Australian article round-up 2011: Arbitration

Continuing the Australian article round-up, readers may be interested in the following two articles raising points about arbitration:

  • Andrew Bell, ‘Dispute Resolution and Applicable Law Clauses in International Sports Arbitration’ (2010) 84 Australian Law Journal 116:

Choice of law clauses and jurisdiction or arbitration agreements play a critical role in international commerce. They also play an increasingly important role in sporting disputes by reason of the ever-growing internationalisation and commercialisation of sport. The presence of such clauses does not, however, guarantee the elimination of interlocutory or adjectival contests concerning the law which will govern, and the forum or mode of dispute resolution that will apply, to the determination of an international sporting dispute. This article examines standard sports-related choice of law clauses and arbitration agreements, and considers the emerging jurisprudence in this field.
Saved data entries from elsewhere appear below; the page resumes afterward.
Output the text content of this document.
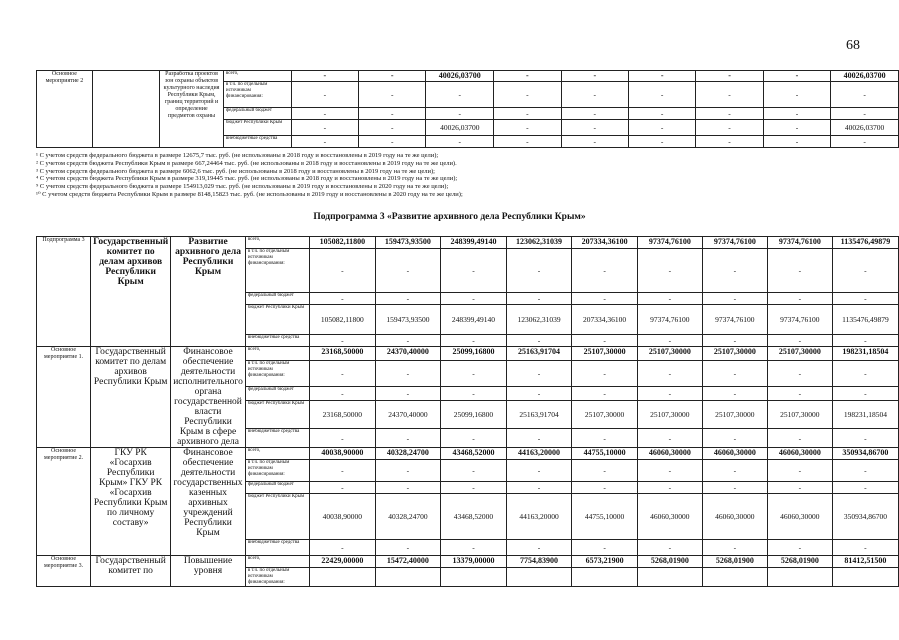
68
Основное мероприятие 2		Разработка проектов зон охраны объектов культурного наследия Республики Крым, границ территорий и определение предметов охраны	всего,	-	-	40026,03700	-	-	-	-	-	40026,03700
			в т.ч. по отдельным источникам финансирования:	-	-	-	-	-	-	-	-	-
			федеральный бюджет	-	-	-	-	-	-	-	-	-
			бюджет Республики Крым	-	-	40026,03700	-	-	-	-	-	40026,03700
			внебюджетные средства	-	-	-	-	-	-	-	-	-
¹ С учетом средств федерального бюджета в размере 12675,7 тыс. руб. (не использованы в 2018 году и восстановлены в 2019 году на те же цели);
² С учетом средств бюджета Республики Крым в размере 667,24464 тыс. руб. (не использованы в 2018 году и восстановлены в 2019 году на те же цели).
³ С учетом средств федерального бюджета в размере 6062,6 тыс. руб. (не использованы в 2018 году и восстановлены в 2019 году на те же цели);
⁴ С учетом средств бюджета Республики Крым в размере 319,19445 тыс. руб. (не использованы в 2018 году и восстановлены в 2019 году на те же цели);
⁹ С учетом средств федерального бюджета в размере 154913,029 тыс. руб. (не использованы в 2019 году и восстановлены в 2020 году на те же цели);
¹⁰ С учетом средств бюджета Республики Крым в размере 8148,15823 тыс. руб. (не использованы в 2019 году и восстановлены в 2020 году на те же цели);
Подпрограмма 3 «Развитие архивного дела Республики Крым»
Подпрограмма 3	Государственный комитет по делам архивов Республики Крым	Развитие архивного дела Республики Крым	всего,	105082,11800	159473,93500	248399,49140	123062,31039	207334,36100	97374,76100	97374,76100	97374,76100	1135476,49879
			в т.ч. по отдельным источникам финансирования:	-	-	-	-	-	-	-	-	-
			федеральный бюджет	-	-	-	-	-	-	-	-	-
			бюджет Республики Крым	105082,11800	159473,93500	248399,49140	123062,31039	207334,36100	97374,76100	97374,76100	97374,76100	1135476,49879
			внебюджетные средства	-	-	-	-	-	-	-	-	-
Основное мероприятие 1.	Государственный комитет по делам архивов Республики Крым	Финансовое обеспечение деятельности исполнительного органа государственной власти Республики Крым в сфере архивного дела	всего,	23168,50000	24370,40000	25099,16800	25163,91704	25107,30000	25107,30000	25107,30000	25107,30000	198231,18504
			в т.ч. по отдельным источникам финансирования:	-	-	-	-	-	-	-	-	-
			федеральный бюджет	-	-	-	-	-	-	-	-	-
			бюджет Республики Крым	23168,50000	24370,40000	25099,16800	25163,91704	25107,30000	25107,30000	25107,30000	25107,30000	198231,18504
			внебюджетные средства	-	-	-	-	-	-	-	-	-
Основное мероприятие 2.	ГКУ РК «Госархив Республики Крым» ГКУ РК «Госархив Республики Крым по личному составу»	Финансовое обеспечение деятельности государственных казенных архивных учреждений Республики Крым	всего,	40038,90000	40328,24700	43468,52000	44163,20000	44755,10000	46060,30000	46060,30000	46060,30000	350934,86700
			в т.ч. по отдельным источникам финансирования:	-	-	-	-	-	-	-	-	-
			федеральный бюджет	-	-	-	-	-	-	-	-	-
			бюджет Республики Крым	40038,90000	40328,24700	43468,52000	44163,20000	44755,10000	46060,30000	46060,30000	46060,30000	350934,86700
			внебюджетные средства	-	-	-	-	-	-	-	-	-
Основное мероприятие 3.	Государственный комитет по	Повышение уровня	всего,	22429,00000	15472,40000	13379,00000	7754,83900	6573,21900	5268,01900	5268,01900	5268,01900	81412,51500
			в т.ч. по отдельным источникам финансирования:									
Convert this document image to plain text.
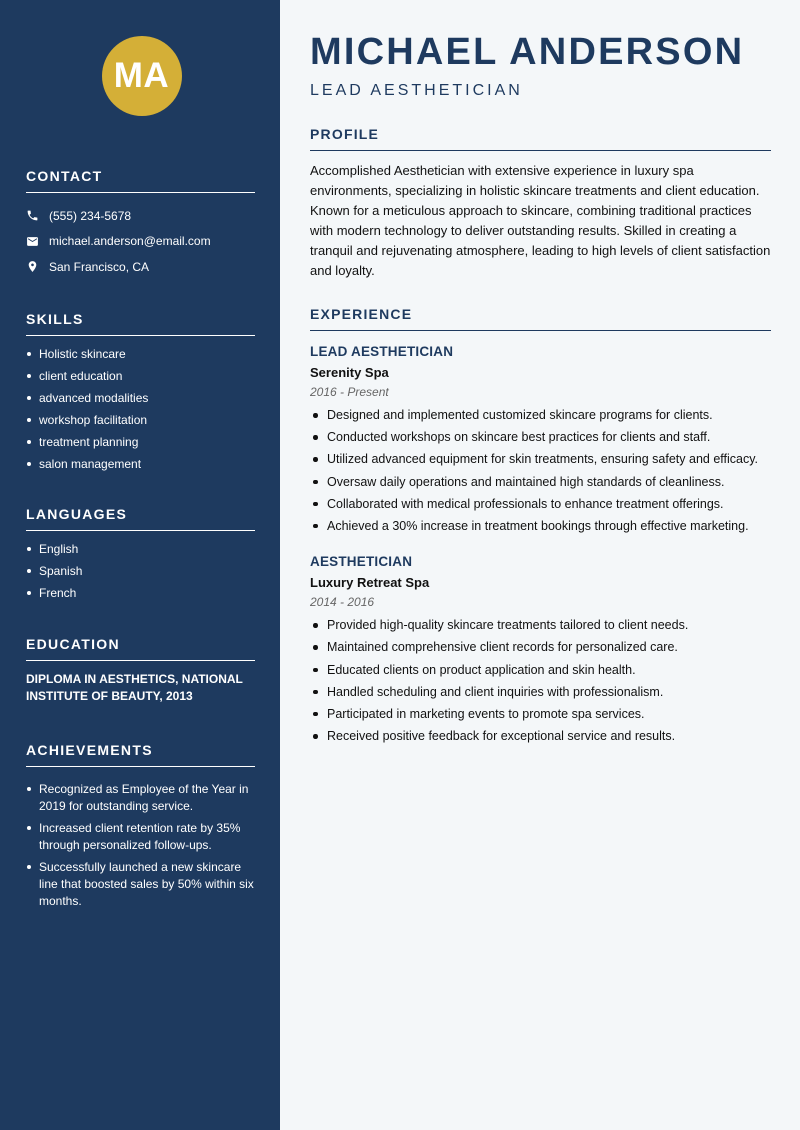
MA
CONTACT
(555) 234-5678
michael.anderson@email.com
San Francisco, CA
SKILLS
Holistic skincare
client education
advanced modalities
workshop facilitation
treatment planning
salon management
LANGUAGES
English
Spanish
French
EDUCATION
DIPLOMA IN AESTHETICS, NATIONAL INSTITUTE OF BEAUTY, 2013
ACHIEVEMENTS
Recognized as Employee of the Year in 2019 for outstanding service.
Increased client retention rate by 35% through personalized follow-ups.
Successfully launched a new skincare line that boosted sales by 50% within six months.
MICHAEL ANDERSON
LEAD AESTHETICIAN
PROFILE
Accomplished Aesthetician with extensive experience in luxury spa environments, specializing in holistic skincare treatments and client education. Known for a meticulous approach to skincare, combining traditional practices with modern technology to deliver outstanding results. Skilled in creating a tranquil and rejuvenating atmosphere, leading to high levels of client satisfaction and loyalty.
EXPERIENCE
LEAD AESTHETICIAN
Serenity Spa
2016 - Present
Designed and implemented customized skincare programs for clients.
Conducted workshops on skincare best practices for clients and staff.
Utilized advanced equipment for skin treatments, ensuring safety and efficacy.
Oversaw daily operations and maintained high standards of cleanliness.
Collaborated with medical professionals to enhance treatment offerings.
Achieved a 30% increase in treatment bookings through effective marketing.
AESTHETICIAN
Luxury Retreat Spa
2014 - 2016
Provided high-quality skincare treatments tailored to client needs.
Maintained comprehensive client records for personalized care.
Educated clients on product application and skin health.
Handled scheduling and client inquiries with professionalism.
Participated in marketing events to promote spa services.
Received positive feedback for exceptional service and results.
  • Geoffrey Fisher, ‘Anti-Suit Injunctions to Restrain Foreign Proceedings in Breach of an Arbitration Agreement’ (2010) 22 Bond Law Review 1:

The anti-suit injunction is the remedial device available in common law systems to restrain a party from instituting or continuing with proceedings in a foreign court. … [A] recognised category for the issue of an anti-suit injunction is where a plaintiff has commenced proceedings in a foreign court in breach of a contractual promise, for example, in breach of an exclusive jurisdiction clause or an arbitration agreement. In this type of case there is a tension between the interests of comity on the one hand and the policy of upholding contractual undertakings on the other. The English Court of Appeal in Aggeliki Charis Campania Maritima SpA v Pagnan SpA (The Angelic Grace) can be regarded as having inaugurated a more liberal approach to the jurisdiction to grant an anti-suit injunction restraining breach of an arbitration agreement. The tension between comity and contractual bargain was largely resolved in favour of the latter. This paper examines the nature and extent of the liberalisation worked by The Angelic Grace and subsequent English decisions.